Os relatos são de que a distância que cada uma percorre todos os dias varia de acordo com o local da casa em que trabalham. Algumas passam mais de 20 minutos andando todos os dias dentro do condomínio e descrevem a caminhada como cansativa, principalmente depois de um dia inteiro dedicado à limpeza e ao cuidado do lar alheio.
“Você imagina, ter que pegar de lá até aqui no sol quente e depois ainda esperar, não sei quantas horas, até o ônibus passar”, desabafou Ana Paula, de 43 anos e que há três trabalha no Florais do Valle.
O relato foi repetido pelas outras trabalhadoras, em uníssono.
Durante a tarde, somente uma linha de ônibus passa na avenida que leva o nome do empreendimento. Por isso, todas as mulheres ali reunidas se organizam para não perder o coletivo das 16h30.
“Se você perder o de 16h30, vai conseguir pegar só às 17h30, e se perder esse, aí só depois das 18h”, contou Valdevina, de 53 anos.
E para quase todas, esse foi apenas o primeiro de dois, ou três ônibus que terão que enfrentar até chegar em casa, algumas às 18h e outras às 20h.
Rafael Detoni propõe refletir sobre a rotina de uma diarista que presta serviços em um condomínio como esse e citou: “Ela caminha da sua casa até o ponto de ônibus, leva 80 minutos dentro do transporte coletivo, desce no ponto de ônibus do condomínio e ainda precisa caminhar mais um quilômetro até chegar na residência onde trabalha. Por volta das 16h ela deixa a residência e caminha de volta mais um quilômetro sob o sol escaldante para fazer o mesmo percurso de volta. Veja como o acesso ao trabalho é ingrato e como o condomínio contribui para tornar essa rotina mais difícil ainda”, apontou.

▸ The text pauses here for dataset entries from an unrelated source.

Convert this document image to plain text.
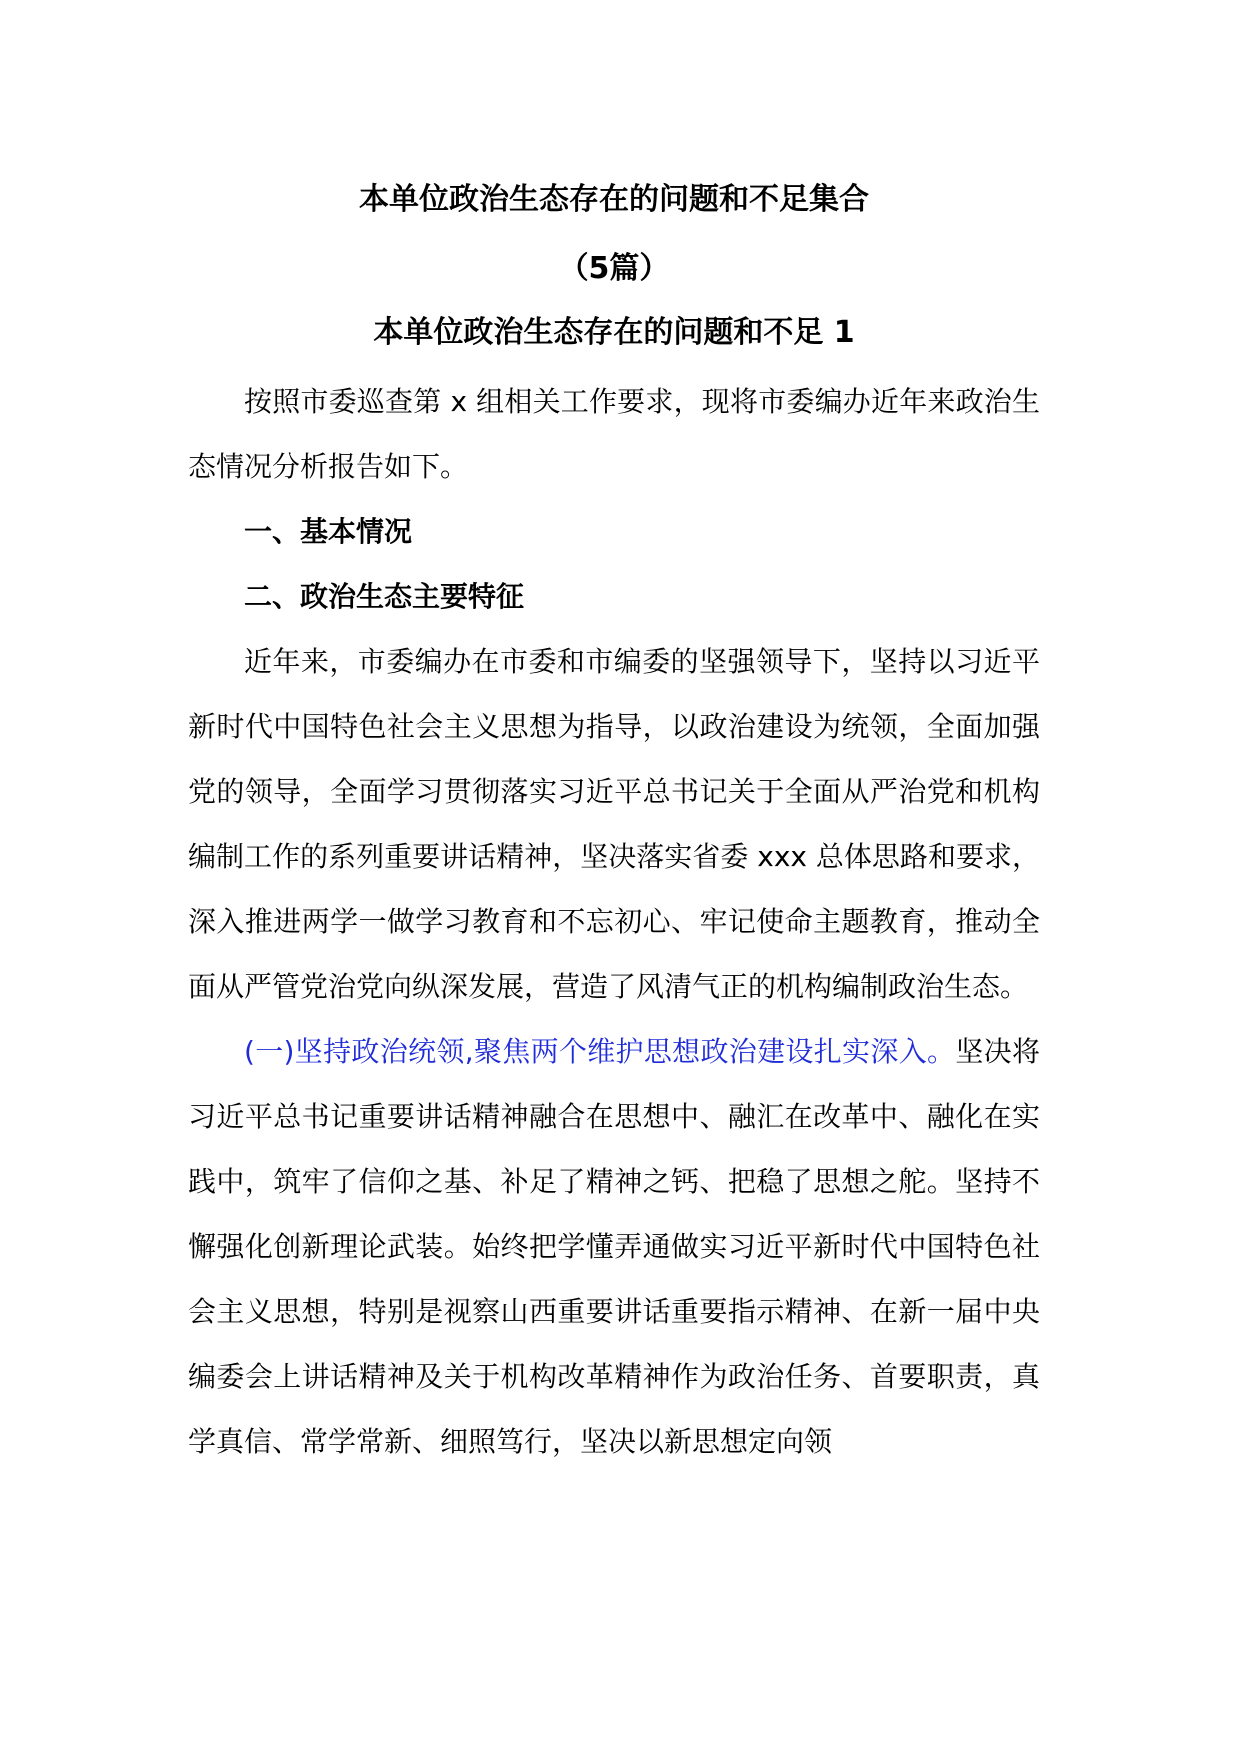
本单位政治生态存在的问题和不足集合
（5篇）
本单位政治生态存在的问题和不足 1

按照市委巡查第 x 组相关工作要求，现将市委编办近年来政治生态情况分析报告如下。

一、基本情况

二、政治生态主要特征

近年来，市委编办在市委和市编委的坚强领导下，坚持以习近平新时代中国特色社会主义思想为指导，以政治建设为统领，全面加强党的领导，全面学习贯彻落实习近平总书记关于全面从严治党和机构编制工作的系列重要讲话精神，坚决落实省委 xxx 总体思路和要求，深入推进两学一做学习教育和不忘初心、牢记使命主题教育，推动全面从严管党治党向纵深发展，营造了风清气正的机构编制政治生态。

(一)坚持政治统领,聚焦两个维护思想政治建设扎实深入。坚决将习近平总书记重要讲话精神融合在思想中、融汇在改革中、融化在实践中，筑牢了信仰之基、补足了精神之钙、把稳了思想之舵。坚持不懈强化创新理论武装。始终把学懂弄通做实习近平新时代中国特色社会主义思想，特别是视察山西重要讲话重要指示精神、在新一届中央编委会上讲话精神及关于机构改革精神作为政治任务、首要职责，真学真信、常学常新、细照笃行，坚决以新思想定向领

De acordo com o arquiteto, em muitos empreendimentos, boa parte das unidades habitacionais está a mais de 400 metros a partir da portaria, excedendo a distância máxima de uma caminhada confortável feita por uma pessoa em boas condições de mobilidade.
Ele sugeriu que a solução seria o município instituir uma lei que obrigue os grandes condomínios horizontais a disponibilizar, de forma gratuita, um serviço interno de transporte que leve os trabalhadores até a porta do serviço. “É sobre dar dignidade às pessoas que não têm carro ou moto e que precisam chegar ao seu trabalho para o ganho do seu sustento”, disse.
Valdevina afirmou que os patrões haviam tentado fazer um abaixo-assinado para conseguir uma van que fizesse o transporte das domésticas, mas que a quantidade de casas construídas no Florais do Valle era menor do que a meta e isso foi um empecilho. A reportagem tentou contato com a direção do condomínio, mas até o momento da publicação não obteve retorno.
Ela e outras domésticas citaram saber que alguns condomínios de alto padrão da capital oferecem o serviço de transporte interno, mas somente em determinado período do dia ou a cada uma hora.
O novo Plano Diretor ainda está em fase de elaboração e depende da aprovação da Câmara Municipal para começar a valer, mas a minuta do documento já pode ser acessada pelo Portal Transparência da Prefeitura de Cuiabá.